Пока светло, завели еще одну тоню в обратную сторону. Подтянув невод, выбирая карасей, Алексеич с мальчишеской радостью достал из мотни дедову трубку. Промыв и уложив бредень и рыбу в облас, потащили к берегу реки.

Рыбалка старого эвенка
Привал Фото Кирилла Протасова.

Эвенк сидел у костра, смотрел в огонь и весь его вид говорил о большом несчастье. Он даже не спросил друзей об улове второй тони. Напарники молча развесили невод на кустах для просушки.

Сварили уху. Стемнело. Комары гудели к ночи все сильнее. Выложив рыбу на свежеснятую бересту, посолив ее сверху, Алексеич достал почерневший от времени курительный инструмент эвенка.

У деда от изумления раскрылся рот, затем он, быстро схватив левой рукой трубку, смотрел на нее, как на седьмое чудо света. Михалыч с Алексеичем смеялись, рассказывая, как поймали ее в невод, а ведь могли бы и не заметить, вытряхнуть вместе с илом.
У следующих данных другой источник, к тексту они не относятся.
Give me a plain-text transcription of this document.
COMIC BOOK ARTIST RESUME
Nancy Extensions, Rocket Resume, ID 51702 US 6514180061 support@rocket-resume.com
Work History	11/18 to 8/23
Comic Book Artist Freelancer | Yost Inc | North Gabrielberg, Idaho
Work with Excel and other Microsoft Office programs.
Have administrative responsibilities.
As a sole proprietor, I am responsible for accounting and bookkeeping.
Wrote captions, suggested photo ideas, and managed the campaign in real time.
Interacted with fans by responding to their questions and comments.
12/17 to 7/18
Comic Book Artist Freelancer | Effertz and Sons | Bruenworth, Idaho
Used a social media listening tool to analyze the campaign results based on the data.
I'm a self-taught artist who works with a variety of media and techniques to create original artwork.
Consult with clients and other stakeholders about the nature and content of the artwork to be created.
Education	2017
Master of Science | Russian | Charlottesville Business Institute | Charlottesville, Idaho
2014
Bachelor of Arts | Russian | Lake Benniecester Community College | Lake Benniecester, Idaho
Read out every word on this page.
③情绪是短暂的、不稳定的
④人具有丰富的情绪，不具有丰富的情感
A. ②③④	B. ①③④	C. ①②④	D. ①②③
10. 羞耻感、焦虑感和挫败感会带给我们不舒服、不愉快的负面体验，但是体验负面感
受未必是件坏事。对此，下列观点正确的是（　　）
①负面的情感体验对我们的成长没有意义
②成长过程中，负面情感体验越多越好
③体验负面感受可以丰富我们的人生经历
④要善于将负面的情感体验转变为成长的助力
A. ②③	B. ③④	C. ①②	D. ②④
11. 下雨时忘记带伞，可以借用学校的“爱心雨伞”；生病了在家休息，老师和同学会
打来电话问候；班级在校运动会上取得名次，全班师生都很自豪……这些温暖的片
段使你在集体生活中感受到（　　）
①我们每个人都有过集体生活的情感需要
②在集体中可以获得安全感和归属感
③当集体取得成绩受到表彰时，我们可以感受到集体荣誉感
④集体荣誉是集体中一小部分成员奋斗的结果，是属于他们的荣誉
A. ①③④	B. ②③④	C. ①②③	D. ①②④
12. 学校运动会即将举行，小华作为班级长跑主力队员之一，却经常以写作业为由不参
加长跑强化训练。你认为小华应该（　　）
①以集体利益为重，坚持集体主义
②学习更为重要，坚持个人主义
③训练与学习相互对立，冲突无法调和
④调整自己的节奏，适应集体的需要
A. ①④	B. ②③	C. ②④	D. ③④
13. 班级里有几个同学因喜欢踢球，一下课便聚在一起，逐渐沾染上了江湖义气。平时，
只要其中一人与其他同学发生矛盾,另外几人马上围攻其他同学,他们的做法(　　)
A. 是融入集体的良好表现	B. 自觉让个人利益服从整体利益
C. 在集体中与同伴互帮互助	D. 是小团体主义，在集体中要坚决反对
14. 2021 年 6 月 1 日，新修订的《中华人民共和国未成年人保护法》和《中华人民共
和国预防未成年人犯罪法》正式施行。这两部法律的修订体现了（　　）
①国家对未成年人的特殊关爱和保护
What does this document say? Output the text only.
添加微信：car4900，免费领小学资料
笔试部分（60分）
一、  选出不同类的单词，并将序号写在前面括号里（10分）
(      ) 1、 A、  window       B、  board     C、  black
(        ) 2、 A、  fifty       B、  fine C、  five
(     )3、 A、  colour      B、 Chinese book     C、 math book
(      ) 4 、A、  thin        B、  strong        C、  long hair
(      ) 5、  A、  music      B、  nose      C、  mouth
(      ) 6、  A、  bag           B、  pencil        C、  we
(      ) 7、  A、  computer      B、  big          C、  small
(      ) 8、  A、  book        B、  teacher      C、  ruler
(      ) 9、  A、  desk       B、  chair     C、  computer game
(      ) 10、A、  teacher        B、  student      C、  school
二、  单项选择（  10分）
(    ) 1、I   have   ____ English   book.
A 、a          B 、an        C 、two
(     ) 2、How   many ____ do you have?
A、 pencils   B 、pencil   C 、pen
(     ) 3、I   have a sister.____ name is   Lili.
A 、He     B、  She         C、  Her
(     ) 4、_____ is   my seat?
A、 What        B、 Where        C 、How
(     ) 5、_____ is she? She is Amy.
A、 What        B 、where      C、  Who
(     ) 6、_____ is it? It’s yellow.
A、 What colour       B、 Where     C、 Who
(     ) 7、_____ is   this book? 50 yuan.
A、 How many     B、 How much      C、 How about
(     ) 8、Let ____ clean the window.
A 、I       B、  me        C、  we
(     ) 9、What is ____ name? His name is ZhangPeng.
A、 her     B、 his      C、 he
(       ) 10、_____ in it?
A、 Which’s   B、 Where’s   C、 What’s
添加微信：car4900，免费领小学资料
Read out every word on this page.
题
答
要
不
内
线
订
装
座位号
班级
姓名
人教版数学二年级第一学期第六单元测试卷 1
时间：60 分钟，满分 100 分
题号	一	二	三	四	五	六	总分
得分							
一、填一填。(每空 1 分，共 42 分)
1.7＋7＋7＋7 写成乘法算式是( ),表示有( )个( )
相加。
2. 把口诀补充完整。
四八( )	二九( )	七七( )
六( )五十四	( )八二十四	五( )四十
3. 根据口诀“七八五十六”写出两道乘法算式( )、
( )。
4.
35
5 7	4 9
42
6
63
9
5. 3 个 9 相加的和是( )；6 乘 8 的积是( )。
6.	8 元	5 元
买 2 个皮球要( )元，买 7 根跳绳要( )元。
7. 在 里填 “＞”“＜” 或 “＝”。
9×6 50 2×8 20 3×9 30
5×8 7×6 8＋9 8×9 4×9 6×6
Афанасьевич, улыбаясь, набил трубку табаком из кисета. Старик, ласково щурясь на огонь, долго курил.

История с медвежонком

После ухи начались охотничьи воспоминания и рассказы. Эвенк внимательно слушал друзей, лишь изредка кивал головой в знак согласия или усмехался в знак сомнения. Наконец он вынул трубку изо рта:

— Это, паря, что, вот я, когда был молодым, у медведицы медвежонка отобрал!

Друзья недоверчиво смотрят на старика.

— Плыл в обласе, в конце июня, по Кети, а маленький медвежонок по песчаной косе бегает, я потихоньку причалился, обошел его сзади, со стороны леса, и схватил. Только связал и в облас положил — катит медведица из тальника. Смекаю, паря: в облас сесть не успею — задавит. Я нож вытащил и стою у воды. Она заревет — и ко мне, я тоже заревел и к ней — она отступает. Долго так танцевали и ревели, а потом она последний раз рявкнула и — в тальники, я — в облас и давай грести что есть силы. Так и увез медвежонка.

Отнять у медведицы медвежонка — дело очень сомнительное, но Афанасьевич врать не умел и сообща решили, что все дело было в молодости медведицы, а Алексеич пошутил:

— Это, дедка, она твоей физиономии испугалась, ты ведь в ту пору годами не умывался.

Эвенк, улыбаясь, согласился:

— Да, паря, в старое время наш народ шибко грязно жил. Много болели и умирали много. Когда дома нам стали строить, не хотели в них жить. Загоняли летом оленей от гнуса, а сами жили в чумах. Зато теперь все разбрелись по леспромхозам, на тракторах работают, денег много зарабатывают, в бане моются, телевизор смотрят. А в тайге не то что медведя — глухаря добыть не могут!

Афанасьевич, сердито хмыкнув, задумался о чем-то своем.

Тоска одинокого человека

Короткая июньская ночь отступила на запад, с востока светлело. Пора было собираться домой. Друзья высадили старика у его домишка. Он не спеша наложил карасей в свой кузов и долго тряс по очереди руки товарищей. В его глазах была тоска — тоска совсем одинокого человека, потерявшего свое прошлое и не нашедшего себя в настоящем, которое он старательно строил более пятидесяти лет, поверив в светлое будущее.

— Не грусти, старина, — сказал Алексеич, — сегодня суббота, а в понедельник увидимся к обеду! Чего привезти тебе из поселка?

— Ничего, Алексеич, не надо. Все покупаю в столовой, разве что, если сможете, купите мне табаку для трубки.

Мотор взревел, забурлила вода за кормой, и эвенк Делицин становился все меньше и меньше. Он стоял, сгорбившись, улыбаясь своей доброй улыбкой и не спеша махал рукой. Михалыч смотрел на его удаляющуюся фигурку и думал: «Какой народ угробили! Отняли у них все: обычаи, родовой уклад, их любимых оленей и дорубаем последнюю ягельную тайгу, которая была для них домом…».

Владимир Вилисов, Томская область, Верхнекетский район

Этот рассказ под названием «Преданье старины Советской» был опубликован в нашей газете «Томский охотник и рыболов» в июне 2009 года.